Ejderha Çağı: Dreadwolf'ta, ejderhayı geçtim, alfabeyi geçme aşamasındayız! Hazır mısınız? Oyun, komik maceralara hazır!
7 saat önce

BioWare, hayranlarını heyecanlandıracak bir duyuru ile Dragon Age: Dreadwolf’un önemli bir aşamaya geldiğini müjdeledi. General müdür Gary McKay, yaptığı açıklamada oyunun artık baştan sona oynanabilir hale geldiğini belirtti. Özellikle alfa dönüm noktasına ulaştığımızdan bahsetmesi, akıllara “Nihayet, bir adım ileri!” cümlesini getiriyor. Ancak, işin eğlenceli yanı şu ki, hâlâ Eurovision gibi bir tarih açıklanmış değil; yani, oyunu ne zaman oynayabileceğimizle ilgili en küçük bir ipucu yok. Bu durum, hepimizi bir kedi gibi merakta bırakıyor; ne zaman çıkacak diye pencere kenarına oturup bekleyen bir çocuğa dönüşüveriyoruz.

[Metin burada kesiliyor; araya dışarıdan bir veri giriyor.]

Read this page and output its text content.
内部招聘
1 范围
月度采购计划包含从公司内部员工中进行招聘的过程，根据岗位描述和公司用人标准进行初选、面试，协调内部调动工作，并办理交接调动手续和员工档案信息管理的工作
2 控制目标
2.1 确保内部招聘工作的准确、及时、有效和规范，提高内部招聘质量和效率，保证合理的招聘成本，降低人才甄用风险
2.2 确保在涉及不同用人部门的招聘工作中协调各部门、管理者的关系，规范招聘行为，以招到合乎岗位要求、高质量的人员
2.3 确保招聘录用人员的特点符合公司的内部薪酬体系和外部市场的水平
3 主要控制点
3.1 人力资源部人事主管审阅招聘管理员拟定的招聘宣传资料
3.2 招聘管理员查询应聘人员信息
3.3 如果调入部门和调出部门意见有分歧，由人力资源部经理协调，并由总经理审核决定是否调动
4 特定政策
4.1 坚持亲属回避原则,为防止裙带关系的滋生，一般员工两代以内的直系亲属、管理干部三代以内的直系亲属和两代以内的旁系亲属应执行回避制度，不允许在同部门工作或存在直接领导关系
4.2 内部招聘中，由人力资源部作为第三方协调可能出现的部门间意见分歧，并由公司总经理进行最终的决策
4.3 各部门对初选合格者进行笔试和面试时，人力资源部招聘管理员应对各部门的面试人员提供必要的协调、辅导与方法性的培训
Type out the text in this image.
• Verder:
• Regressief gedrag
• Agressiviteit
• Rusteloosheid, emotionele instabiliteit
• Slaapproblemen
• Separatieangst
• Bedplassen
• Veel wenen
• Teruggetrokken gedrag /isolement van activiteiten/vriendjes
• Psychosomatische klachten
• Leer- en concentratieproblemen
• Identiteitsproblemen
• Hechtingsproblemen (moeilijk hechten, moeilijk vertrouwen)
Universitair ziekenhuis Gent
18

McKay, “Şu ana kadar oyunun çeşitli kısımları üzerinde oldukça sıkı çalışıyorduk ama oyunun bir araya gelmesi anca alfa dönüm noktasına ulaştığında mümkün oluyor,” diyerek gelişim sürecinin nasıl bir seyrettiğine dair bazı bilgiler paylaşıyor. Ama tüm bunları duymak güzel olsa da, gönlümüz biraz daha detay istiyor. Sanki bir arkadaşım “Yarın bando geliyor,” dedi ama saat kaçta olduğunu söylemedi gibi hissediyorum. “Şimdiyse, ilk kez, tüm oyunu deneyimleyebiliyoruz; ilk görevin açılış sahnelerinden oyunun sonuna kadar. Tüm deneyimi bütün olarak görebiliyor, işitebiliyor, hissedebiliyor ve oynayabiliyoruz,” diyor McKay. Burada, bütün bu deneyimlerin bile gelmesini beklerken erine erine şu “oynayabileceğimizi” duyduğumuza bile sevinemiyoruz!

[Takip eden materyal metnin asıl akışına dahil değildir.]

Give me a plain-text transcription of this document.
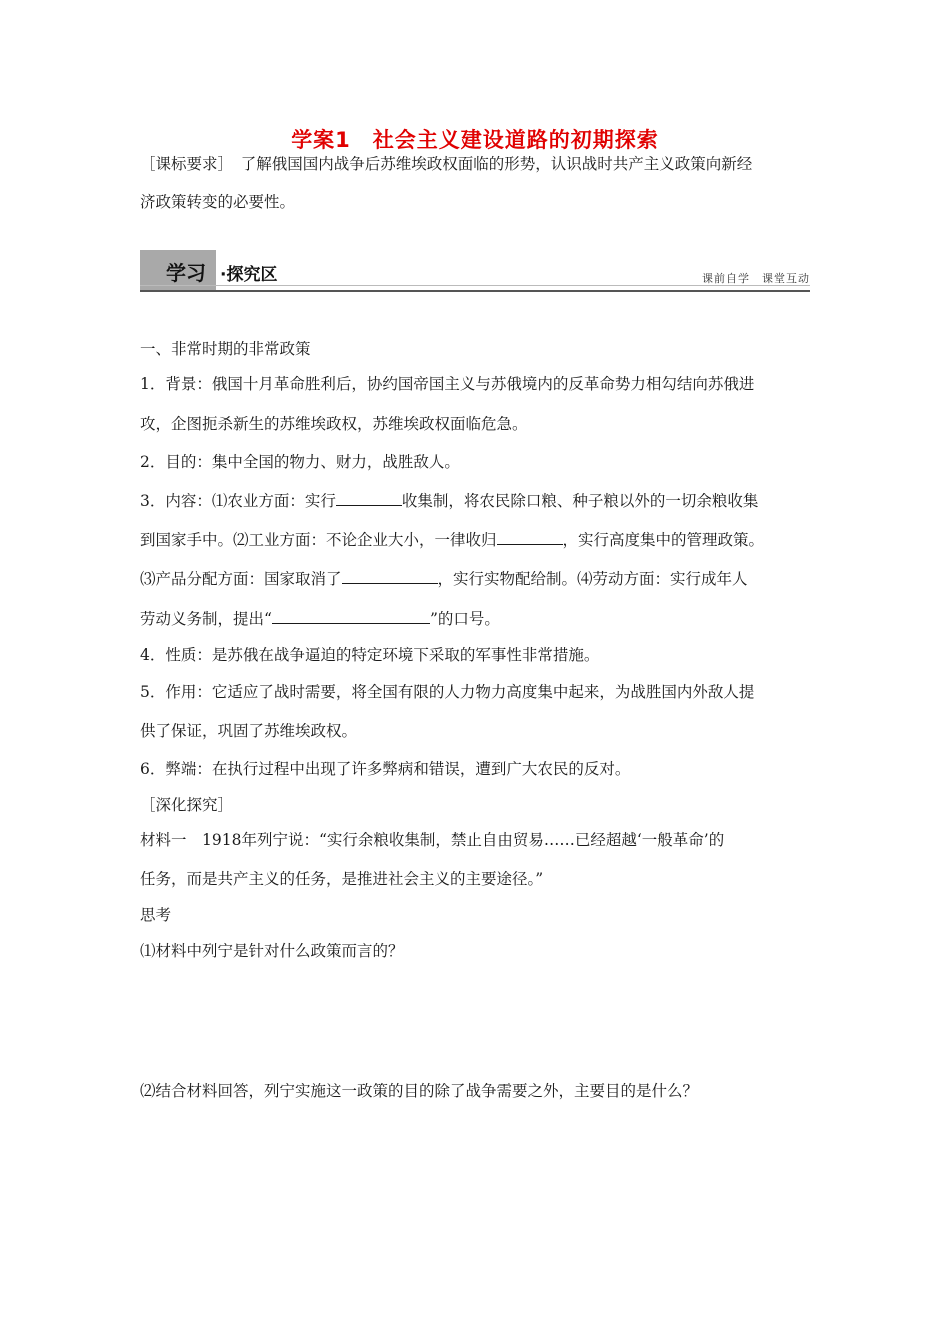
学案1　社会主义建设道路的初期探索
［课标要求］　了解俄国国内战争后苏维埃政权面临的形势，认识战时共产主义政策向新经
济政策转变的必要性。
学习 ·探究区	课前自学　课堂互动
一、非常时期的非常政策
1．背景：俄国十月革命胜利后，协约国帝国主义与苏俄境内的反革命势力相勾结向苏俄进
攻，企图扼杀新生的苏维埃政权，苏维埃政权面临危急。
2．目的：集中全国的物力、财力，战胜敌人。
3．内容：⑴农业方面：实行	收集制，将农民除口粮、种子粮以外的一切余粮收集
到国家手中。⑵工业方面：不论企业大小，一律收归	，实行高度集中的管理政策。
⑶产品分配方面：国家取消了	，实行实物配给制。⑷劳动方面：实行成年人
劳动义务制，提出“	”的口号。
4．性质：是苏俄在战争逼迫的特定环境下采取的军事性非常措施。
5．作用：它适应了战时需要，将全国有限的人力物力高度集中起来，为战胜国内外敌人提
供了保证，巩固了苏维埃政权。
6．弊端：在执行过程中出现了许多弊病和错误，遭到广大农民的反对。
［深化探究］
材料一　1918年列宁说：“实行余粮收集制，禁止自由贸易……已经超越‘一般革命’的
任务，而是共产主义的任务，是推进社会主义的主要途径。”
思考
⑴材料中列宁是针对什么政策而言的？
⑵结合材料回答，列宁实施这一政策的目的除了战争需要之外，主要目的是什么？
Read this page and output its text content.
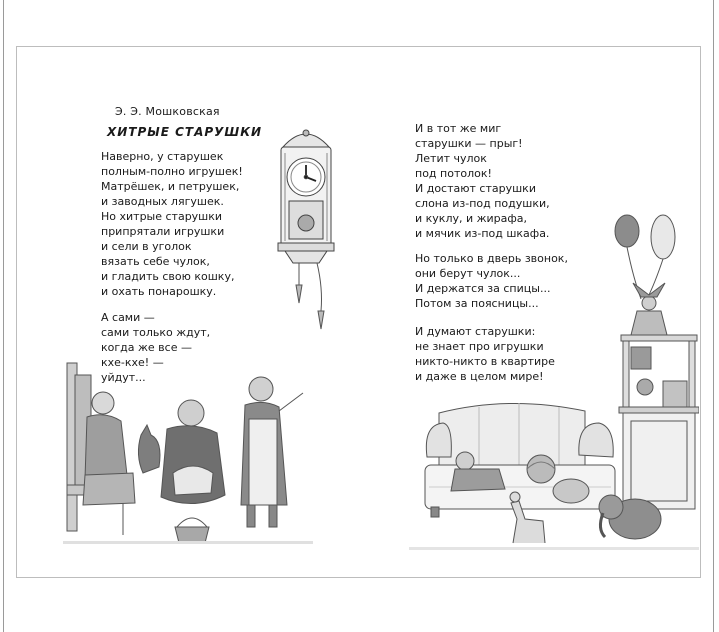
Э. Э. Мошковская
ХИТРЫЕ СТАРУШКИ

Наверно, у старушек
полным-полно игрушек!
Матрёшек, и петрушек,
и заводных лягушек.
Но хитрые старушки
припрятали игрушки
и сели в уголок
вязать себе чулок,
и гладить свою кошку,
и охать понарошку.

А сами —
сами только ждут,
когда же все —
кхе-кхе! —
уйдут...

И в тот же миг
старушки — прыг!
Летит чулок
под потолок!
И достают старушки
слона из-под подушки,
и куклу, и жирафа,
и мячик из-под шкафа.

Но только в дверь звонок,
они берут чулок...
И держатся за спицы...
Потом за поясницы...

И думают старушки:
не знает про игрушки
никто-никто в квартире
и даже в целом мире!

Alfa aşamasına gelmek gerçekten önemli bir olay. Bu nokta, geliştiricilerin grafikleri iyileştirmeye, oyun mekaniği üzerinde çalışmaya ve elbette ki hikaye anlatımının doğru olup olmadığını kontrol etmeye başlamak için mükemmel bir fırsat sunar. Şimdi diyeceksiniz ki, bu ne demek? Yani çoğunlukla placeholder grafikler, arkaplanlar ve düşmanlarla oynamamız gerektiğini düşünürsek, bu aşamada görünüşte bir karmaşa var. Fakat bu karmaşaya bir bütün olarak bakmak ve almak heyecan verici bir deneyim olmalı. Yani düşmanlar nedir, kimdir, nerelerde gizlenmişler, kaçtıklarında arkamızda parçalamış oldukları grafikleri görebiliyor muyuz? Bunlarla dolu ne çok macera var!

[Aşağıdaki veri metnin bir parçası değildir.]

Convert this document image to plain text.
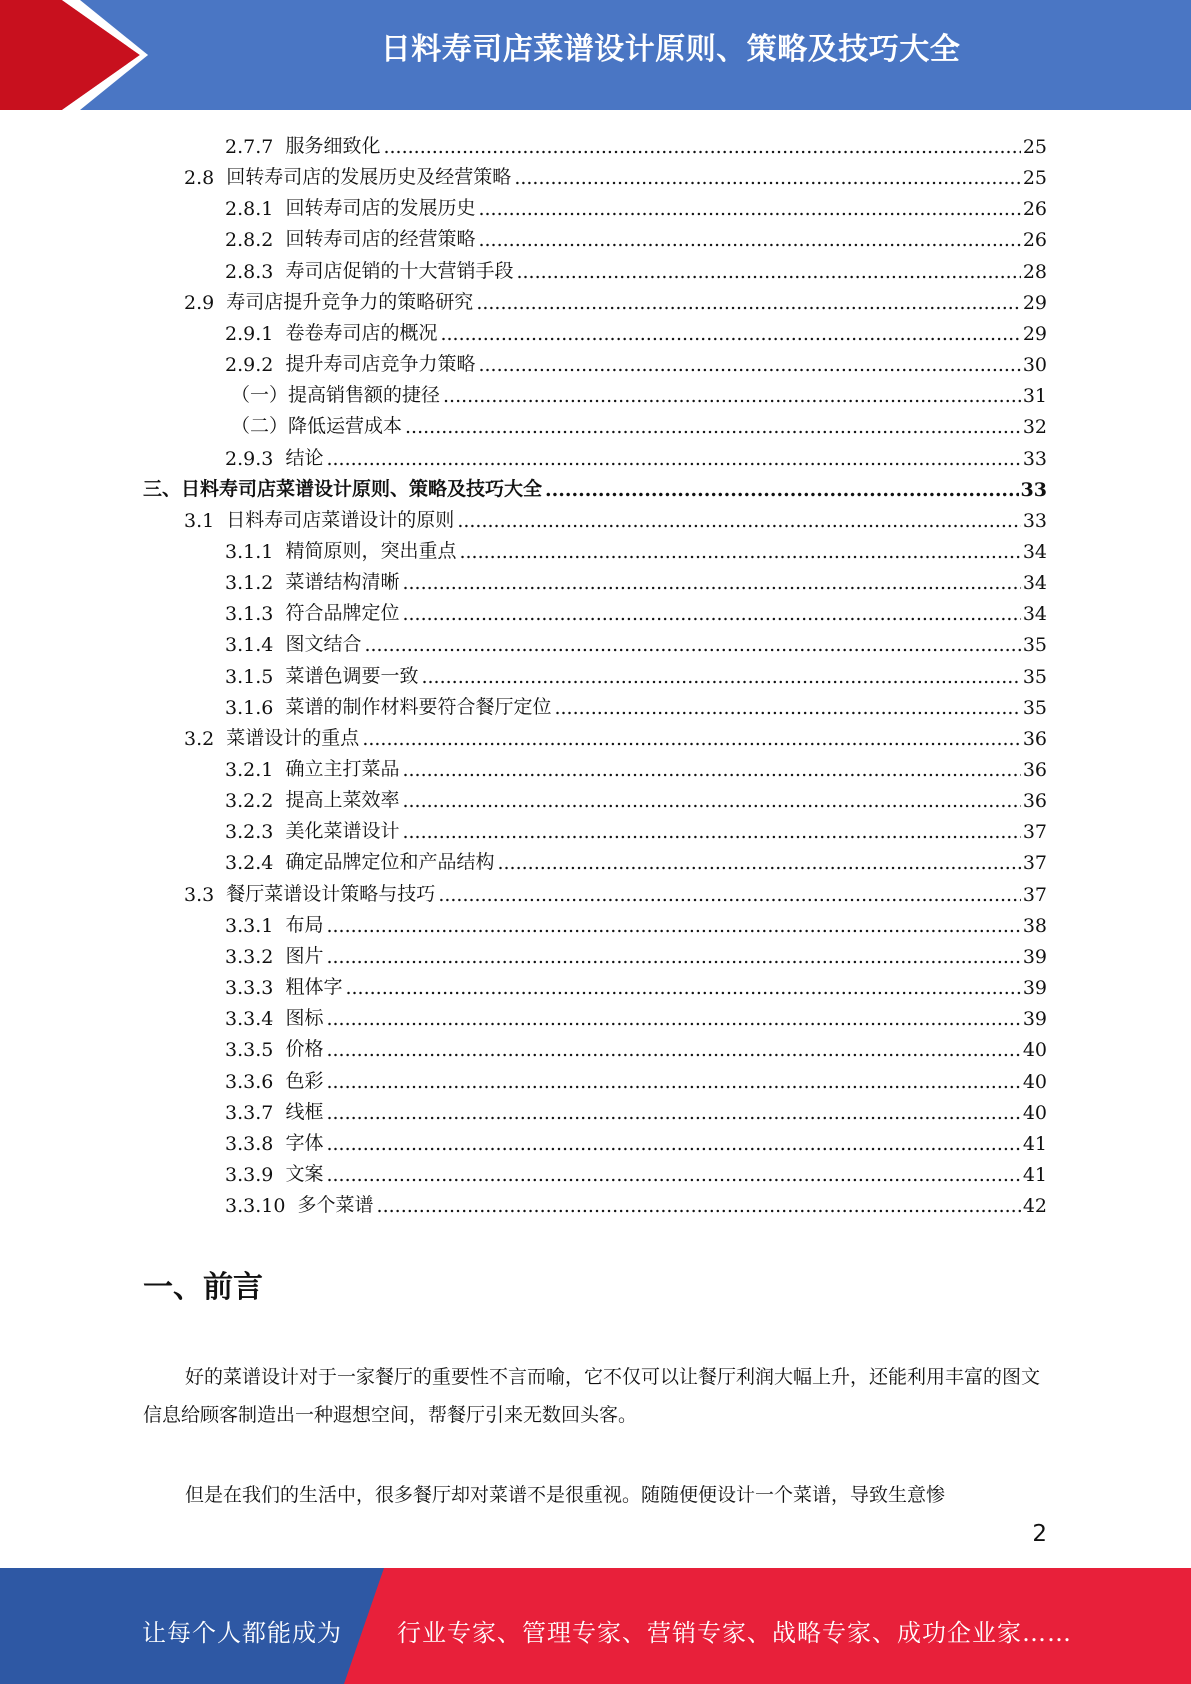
日料寿司店菜谱设计原则、策略及技巧大全
2.7.7 服务细致化 .....	25
2.8 回转寿司店的发展历史及经营策略 .....	25
2.8.1 回转寿司店的发展历史 .....	26
2.8.2 回转寿司店的经营策略 .....	26
2.8.3 寿司店促销的十大营销手段 .....	28
2.9 寿司店提升竞争力的策略研究 .....	29
2.9.1 卷卷寿司店的概况 .....	29
2.9.2 提升寿司店竞争力策略 .....	30
（一）提高销售额的捷径 .....	31
（二）降低运营成本 .....	32
2.9.3 结论 .....	33
三、日料寿司店菜谱设计原则、策略及技巧大全 .....	33
3.1 日料寿司店菜谱设计的原则 .....	33
3.1.1 精简原则，突出重点 .....	34
3.1.2 菜谱结构清晰 .....	34
3.1.3 符合品牌定位 .....	34
3.1.4 图文结合 .....	35
3.1.5 菜谱色调要一致 .....	35
3.1.6 菜谱的制作材料要符合餐厅定位 .....	35
3.2 菜谱设计的重点 .....	36
3.2.1 确立主打菜品 .....	36
3.2.2 提高上菜效率 .....	36
3.2.3 美化菜谱设计 .....	37
3.2.4 确定品牌定位和产品结构 .....	37
3.3 餐厅菜谱设计策略与技巧 .....	37
3.3.1 布局 .....	38
3.3.2 图片 .....	39
3.3.3 粗体字 .....	39
3.3.4 图标 .....	39
3.3.5 价格 .....	40
3.3.6 色彩 .....	40
3.3.7 线框 .....	40
3.3.8 字体 .....	41
3.3.9 文案 .....	41
3.3.10 多个菜谱 .....	42
一、前言
好的菜谱设计对于一家餐厅的重要性不言而喻，它不仅可以让餐厅利润大幅上升，还能利用丰富的图文信息给顾客制造出一种遐想空间，帮餐厅引来无数回头客。
但是在我们的生活中，很多餐厅却对菜谱不是很重视。随随便便设计一个菜谱，导致生意惨
2
让每个人都能成为 行业专家、管理专家、营销专家、战略专家、成功企业家……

McKay, “Şimdi tüm oyunu deneyimleyebiliyorken favori kısmımın karakterler olduğunu söyleyebilirim. Bunları detaylıca tartışmaya başlamak için sabırsızlanıyorum,” diyor. Haydi bakalım McKay, bu karakterler neye benziyor? Kırmızı bellerini takan bir osmanlı padişahına mı? Yoksa dondurmacı dede gibi bıyıklarıyla gizemli bir karakter mi? Kim bilir, bu aşamasında bile aklımızdaki sorular bitmiyor. Biz de sabırsızız. Gerçekten, bu oyunun karakterleri neden bu kadar ilginç? Belki de özlem duyduğumuz karakteristik özellikleri yansıtacaklardır. Yaşlı büyücü dede, asabi okçumuz veya yarı insan yarı çiçek, kısacası her biri bizi gülümsetirken kalbimizi de kazanacak mı? İşte, bu sorularla dolup taşıyoruz.
Henüz yorum yapılmadı, ilk yorumu sen yapmak ister misin?